Além disso, como afirma o próprio texto da PEC, “não há tráfico de drogas se não há interessado em adquiri-las”. Entretanto, o traficante de drogas tem uma renda com a venda das drogas e a utiliza para adquirir armamento e ampliar seu poder dentro de seu território, através da comercialização do produto, ou seja, por meio da venda a um “usuário final”. Ou seja, está implícito no próprio texto que: 1) trata-se de um mercado, com as drogas enquanto mercadorias; e 2) se são produzidas e comercializadas como mercadorias, há trabalho envolvido. Logo, produtores e vendedores de drogas são trabalhadores, que vivem da realização (consumo) de tais substâncias. Caso ainda não tenha ficado claro, sugerimos que substituam tráfico e traficantes por venda, comércio e vendedores, comerciantes.

O que há, portanto, de distintivo desse ciclo de produção, comercialização e consumo? Que esse ciclo é ilegal. E é ilegal porque determinadas substâncias são consideradas ilícitas. Além disso, conforme já sabemos, a ilicitude de determinadas mercadorias (como as drogas ilícitas) agregam valor a elas e, consequentemente, a todo o seu mercado. Não à toa, o mercado das drogas ilícitas é um dos mais lucrativos do mundo. Assim, parafraseando o texto da PEC: não há tráfico de drogas se não há a proibição. Com efeito, a proibição das drogas aufere renda – utilizada para adquirir armamento e ampliar seu poder dentro de seu território – por meio da comercialização ilícita do produto, ou seja, por meio da venda ilegal a um usuário final.

E o qual o objetivo da PEC? Fortalecer ainda mais o caráter ilícito de tais substâncias e do seu ciclo de produção, comercialização e consumo ao considerar como crime qualquer posse e porte de drogas, independentemente da quantidade.

Longe de negarmos os efeitos nefastos do tráfico de drogas e o sofrimento real em que se encontram algumas pessoas em uso de substâncias, é importante destacar que a ameaça do encarceramento e a escalada da violência policial se constituem como o principal risco à vida, saúde e segurança das pessoas que fazem uso de drogas e de suas famílias. Afinal, é justo que uma mãe seja presa por estar com seu filho usuário de droga dentro de casa? É justo que ela, no legítimo exercício de cuidado ao seu familiar, tenha que responder porque se encontra na sua casa uma parcela de droga?
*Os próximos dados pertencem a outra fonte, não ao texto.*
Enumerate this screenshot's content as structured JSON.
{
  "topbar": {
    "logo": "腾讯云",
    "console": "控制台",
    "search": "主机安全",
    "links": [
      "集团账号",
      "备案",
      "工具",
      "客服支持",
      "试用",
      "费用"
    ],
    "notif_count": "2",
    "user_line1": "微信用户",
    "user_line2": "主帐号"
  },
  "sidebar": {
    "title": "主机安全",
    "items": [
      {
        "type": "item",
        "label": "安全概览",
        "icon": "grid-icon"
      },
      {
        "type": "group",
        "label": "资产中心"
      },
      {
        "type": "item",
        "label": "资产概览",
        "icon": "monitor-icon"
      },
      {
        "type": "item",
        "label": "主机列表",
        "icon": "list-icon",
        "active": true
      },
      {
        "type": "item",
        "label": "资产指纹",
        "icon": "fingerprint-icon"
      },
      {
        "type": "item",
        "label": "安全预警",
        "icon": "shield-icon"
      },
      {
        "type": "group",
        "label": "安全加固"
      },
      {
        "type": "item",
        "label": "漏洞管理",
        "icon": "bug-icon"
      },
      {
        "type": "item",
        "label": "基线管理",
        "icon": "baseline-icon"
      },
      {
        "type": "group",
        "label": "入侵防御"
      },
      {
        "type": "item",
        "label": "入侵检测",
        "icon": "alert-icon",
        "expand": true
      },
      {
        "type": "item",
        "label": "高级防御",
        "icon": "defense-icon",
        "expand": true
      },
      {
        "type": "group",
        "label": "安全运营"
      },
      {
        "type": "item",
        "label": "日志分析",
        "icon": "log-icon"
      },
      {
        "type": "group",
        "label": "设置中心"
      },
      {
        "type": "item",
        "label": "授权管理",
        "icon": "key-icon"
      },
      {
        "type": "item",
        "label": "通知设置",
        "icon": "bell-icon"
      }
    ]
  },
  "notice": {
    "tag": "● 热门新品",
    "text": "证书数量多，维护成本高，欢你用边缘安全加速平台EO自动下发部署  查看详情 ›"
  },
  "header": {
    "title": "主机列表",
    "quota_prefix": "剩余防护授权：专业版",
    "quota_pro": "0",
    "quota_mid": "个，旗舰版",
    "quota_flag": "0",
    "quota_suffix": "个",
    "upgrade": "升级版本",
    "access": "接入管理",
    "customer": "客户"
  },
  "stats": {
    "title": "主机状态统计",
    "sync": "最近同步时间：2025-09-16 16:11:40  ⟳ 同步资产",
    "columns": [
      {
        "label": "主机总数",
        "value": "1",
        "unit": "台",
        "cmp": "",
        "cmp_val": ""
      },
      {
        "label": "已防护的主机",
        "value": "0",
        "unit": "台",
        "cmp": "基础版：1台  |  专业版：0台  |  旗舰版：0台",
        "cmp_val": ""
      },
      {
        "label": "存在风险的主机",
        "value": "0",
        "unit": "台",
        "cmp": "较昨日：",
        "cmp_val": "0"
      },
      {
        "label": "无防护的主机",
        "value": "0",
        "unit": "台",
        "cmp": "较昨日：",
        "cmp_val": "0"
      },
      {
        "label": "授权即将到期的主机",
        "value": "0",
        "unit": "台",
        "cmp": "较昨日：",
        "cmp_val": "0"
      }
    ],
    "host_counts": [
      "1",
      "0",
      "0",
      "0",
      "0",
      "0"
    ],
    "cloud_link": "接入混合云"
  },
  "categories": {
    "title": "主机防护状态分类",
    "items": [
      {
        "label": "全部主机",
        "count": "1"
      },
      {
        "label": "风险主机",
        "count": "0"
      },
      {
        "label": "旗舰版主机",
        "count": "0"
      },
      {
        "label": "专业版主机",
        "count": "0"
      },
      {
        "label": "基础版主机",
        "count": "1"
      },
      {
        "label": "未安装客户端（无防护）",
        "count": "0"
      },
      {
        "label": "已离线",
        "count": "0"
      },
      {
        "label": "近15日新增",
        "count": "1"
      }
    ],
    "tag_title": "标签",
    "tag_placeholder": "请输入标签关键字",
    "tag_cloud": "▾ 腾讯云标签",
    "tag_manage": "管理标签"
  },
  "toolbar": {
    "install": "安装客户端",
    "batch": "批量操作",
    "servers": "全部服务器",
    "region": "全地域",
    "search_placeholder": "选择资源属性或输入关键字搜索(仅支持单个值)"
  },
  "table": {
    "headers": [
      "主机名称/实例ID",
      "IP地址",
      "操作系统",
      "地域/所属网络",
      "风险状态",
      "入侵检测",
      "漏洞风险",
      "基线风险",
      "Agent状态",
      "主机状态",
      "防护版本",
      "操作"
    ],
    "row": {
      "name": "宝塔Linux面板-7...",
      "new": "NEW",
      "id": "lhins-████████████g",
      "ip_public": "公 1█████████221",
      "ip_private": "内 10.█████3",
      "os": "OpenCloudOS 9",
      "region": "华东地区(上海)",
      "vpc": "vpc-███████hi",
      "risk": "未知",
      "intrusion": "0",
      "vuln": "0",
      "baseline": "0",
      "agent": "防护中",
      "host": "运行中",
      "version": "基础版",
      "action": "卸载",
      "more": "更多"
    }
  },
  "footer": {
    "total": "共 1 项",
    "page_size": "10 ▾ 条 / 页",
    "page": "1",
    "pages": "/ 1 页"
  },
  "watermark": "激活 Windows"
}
Ao contrário do que consta no texto da PEC: “Além disso, entendemos que a modificação proposta está em compasso com o tratamento multidisciplinar e interinstitucional necessário para que enfrentemos o abuso de entorpecentes e drogas afins, tema atualmente tão importante para a sociedade brasileira”, a criminalização do porte e da posse, norma em vigor do país, está em descompasso, com o tratamento multidisciplinar e interinstitucional necessário. Essa criminalização retira a questão como sendo um problema da saúde pública, concepção fundamental para as ações de cuidado, e reforça o totalitarismo da segurança pública e seu aparato criminal, punitivista e repressor no campo das drogas. Desde quando criminalização, prisão e mortes são tratamento? Ora, ao se reconhecer a relevância do tratamento para o “abuso de entorpecentes e drogas afinas”, que se reconheça por coerência lógica a sua abordagem enquanto problema de saúde pública – que vai, inclusive, para além do campo da saúde mental, álcool e outras drogas dentro do Sistema Único de Saúde (SUS), sendo abarcado pelas demais políticas setoriais (assistência social, educação etc.). O cuidado em saúde, impreterivelmente, nos demanda o respeito à singularidade de cada caso. Há pessoas que vão demorar a conseguir interromper o uso de drogas consideradas ilícitas, outras jamais conseguirão, sendo o papel da saúde pública e coletiva prover os cuidados éticos necessários de Redução de Danos para dar a melhor qualidade de vida possível a essa pessoa.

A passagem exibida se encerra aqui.